What is the historical significance of Black Rock House and how does it fit into our nation's historical landscape?
Black Rock House was built as a seaside residence by Victoria's first Auditor-General, Charles Hotson Ebden.
Charles Ebden arrived from South Africa in 1832 and as a pastoralist was a member of the group which brought the first sheep overland from New South Wales to Victoria. He turned to politics and also made a huge profit from buying and selling land in Collins Street.
He purchased 122 acres of land 12 miles south of Melbourne in 1854 to build his proposed grandest of holiday retreats named Ebden Castle, to be surrounded by a castellated wall built by stone quarried from the local beach. Building started in 1856, but the stonemasons thwarted Mr Ebden's vision by downing tools to seek fortune on the gold fields, leaving Mr Ebden with 'half a castle'. He then named his residence Black Rock House as a tribute to his wife Tamar, who grew up near Blackrock in Ireland. The suburb of Black Rock then took its name from Black Rock House.
Can you tell us something about The Friends of Black Rock House?
Black Rock House had various owners after the Ebdens and became a boarding house for many years. In 1974 the then Sandringham Council purchased the property and commenced restoring the House back to its original splendour for the community, in consultation with heritage architects.
In 1979 the Friends of Black Rock House group was formed to assist Council in furnishing the House and maintaining the property.
32 years later the Friends of Black Rock House group has a financial membership of 150 members and continues to work with Bayside Council to create public awareness of Black Rock House and local heritage.
Black Rock House is situated at 34 Ebden Ave., Black Rock and is open for public for inspection every Sunday between 2 and 4pm, from early February to mid December. Weekday group visits can be arranged.
Costumed Friends of Black Rock House volunteers conduct tours of the property, present four major events each year and conduct Ghost Tours during winter.

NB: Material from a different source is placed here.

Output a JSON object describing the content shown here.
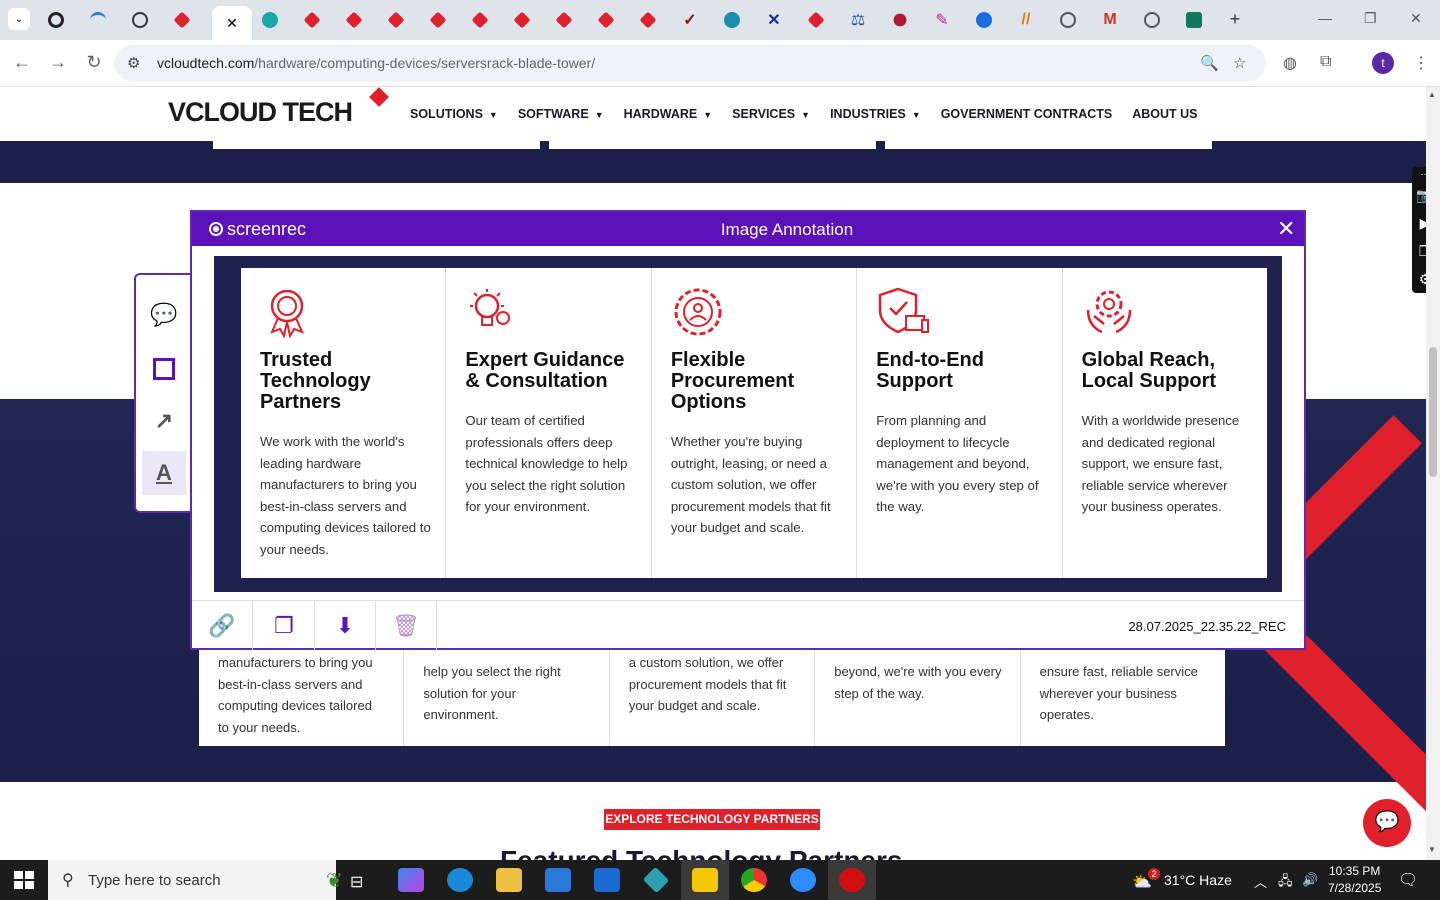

New members are always welcome, particularly those interested in being tour guides – a great opportunity to share communication skills with the public!
We now have our own website www.blackrockhouse.org.au
How did you first form your involvement with this organisation?
I grew up in Black Rock and visited Black Rock House on a school excursion in Grade 5. The story told to us by the owner at the time, Mr Nutting, was fascinating.
In 1999, a friend whose mother was one of the original members of the Friends' group said they could do with some new members and so I joined and have been Publicity Officer ever since.
I also organise the annual Christmas Carols events at Black Rock House, write the quarterly newsletter, conduct tours etc.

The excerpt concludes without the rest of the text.